Le gouvernement Thatcher et l’administration Reagan ont en effet ouvert la voie en la matière (avec un accroissement spectaculaire du nombre de travailleurs pauvres, de chômeurs et de salariés en multi-activités), bientôt suivis, certes suivant des variations nationales sensibles, par les pays de l’Union européenne, comme le rappelait il y a près de quinze ans Laurent Vogel : « on observe la légalisation de situations auparavant non admises.

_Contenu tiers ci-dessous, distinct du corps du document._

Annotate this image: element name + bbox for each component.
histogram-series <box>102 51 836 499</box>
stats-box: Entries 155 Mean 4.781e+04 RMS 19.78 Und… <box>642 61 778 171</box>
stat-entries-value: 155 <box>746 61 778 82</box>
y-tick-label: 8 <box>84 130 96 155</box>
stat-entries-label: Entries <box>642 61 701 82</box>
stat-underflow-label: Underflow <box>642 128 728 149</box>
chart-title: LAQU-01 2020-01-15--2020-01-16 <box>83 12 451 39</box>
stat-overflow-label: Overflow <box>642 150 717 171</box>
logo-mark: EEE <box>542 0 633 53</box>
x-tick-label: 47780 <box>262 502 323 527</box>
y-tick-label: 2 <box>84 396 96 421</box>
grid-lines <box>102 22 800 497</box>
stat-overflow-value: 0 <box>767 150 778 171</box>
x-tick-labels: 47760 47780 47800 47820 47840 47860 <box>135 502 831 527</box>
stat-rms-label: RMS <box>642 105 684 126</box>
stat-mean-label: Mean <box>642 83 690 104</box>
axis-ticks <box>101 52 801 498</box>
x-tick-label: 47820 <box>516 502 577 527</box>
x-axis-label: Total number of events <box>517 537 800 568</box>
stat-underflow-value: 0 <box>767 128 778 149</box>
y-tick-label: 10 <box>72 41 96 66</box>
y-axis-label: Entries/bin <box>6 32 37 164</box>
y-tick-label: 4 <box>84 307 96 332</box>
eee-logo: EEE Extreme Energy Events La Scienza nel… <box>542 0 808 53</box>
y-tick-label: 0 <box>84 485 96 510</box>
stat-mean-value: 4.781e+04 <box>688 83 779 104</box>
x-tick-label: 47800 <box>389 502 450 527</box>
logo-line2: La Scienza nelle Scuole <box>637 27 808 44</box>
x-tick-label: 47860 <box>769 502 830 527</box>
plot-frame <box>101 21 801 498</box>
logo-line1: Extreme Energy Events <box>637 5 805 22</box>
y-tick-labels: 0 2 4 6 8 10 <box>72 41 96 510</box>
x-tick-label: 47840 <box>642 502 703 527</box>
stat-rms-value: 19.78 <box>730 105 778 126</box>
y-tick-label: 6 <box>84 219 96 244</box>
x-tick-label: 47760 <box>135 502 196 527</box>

Généralement, il s’agit d’entériner et d’encadrer des pratiques naguère illégales : non-versement de cotisations sociales pour les emplois les plus précaires dans de nombreux pays ; reconduction de contrats à durée déterminée ; libéralisation du travail intérimaire ou du prêt de main-d’œuvre ; démantèlement du monopole de placement par des organismes publics dans un certain nombre de pays (Italie, Espagne). On part de l’idée que, puisque ces pratiques existent, autant leur donner un cadre légal qui, au moins garantira un certain nombre de droits élémentaires pour les salariés |5|. » Qui peut le moins, peut le moins, et la suite des évolutions en la matière a montré qu’en fait de droits élémentaires, la légalisation de « dispositifs flexibles » a entraîné une surenchère en la matière, sous l’aiguillon efficace du MEDEF : l’épisode de la « refondation sociale » reste à cet égard paradigmatique du retournement rhétorique observé durant la période (les « modernes » ayant compris que la dimension anthropologique de la précarité humaine doit trouver sa traduction politique dans des dispositifs sociaux et juridiques idoines) |6|.

Bien évidemment, ce n’est pas un hasard si, pendant que ces évolutions déployaient leurs effets, le concept de précarisation sociale se stabilisait théoriquement, en particulier grâce à un ensemble de manifestations scientifiques d’envergure organisées au niveau national et international durant les années 1990. Cet intense travail pluridisciplinaire a débouché sur un ouvrage collectif |7| dans lequel Béatrice Appay a systématisé la cohérence des dynamiques observées, et l’on peut caractériser la précarisation sociale comme la conjonction de trois processus interdépendants majeurs – chacun d’eux découlant d’un nouvel équilibre des tensions inhérentes aux rapports sociaux :

 une fragilisation (lean production – flux tendu, travail en équipe, polyvalence, autocontrôle de la qualité –, flexibilisation) et un double mouvement apparemment contradictoire de concentration et de fragmentation des structures productives (mouvement qui caractérise ce que Appay nomme l’autonomie contrôlée, principe organisateur et mode de gouvernance des organisations productives), ayant conduit à un éclatement de nombreux collectifs de travail en continuums différenciés (perte de certains savoirs, concurrence accrue) et à une dégradation des conditions de travail ;

 un accroissement et une institutionnalisation de l’instabilité statutaire par la déstabilisation des stables, la massification du chômage |8| accompagnant un accroissement de la polarisation des revenus du travail ;

 un accroissement de l’atomisation socialisée consécutive à l’affaiblissement et à la fragmentation des droits sociaux (notamment du fait du renversement normatif visant à faire de l’entreprise le niveau pertinent des négociations collectives), à la psychologisation des rapports sociaux, à la stigmatisation des classes populaires, et aux tactiques individuelles de lutte contre la souffrance sociale |9|.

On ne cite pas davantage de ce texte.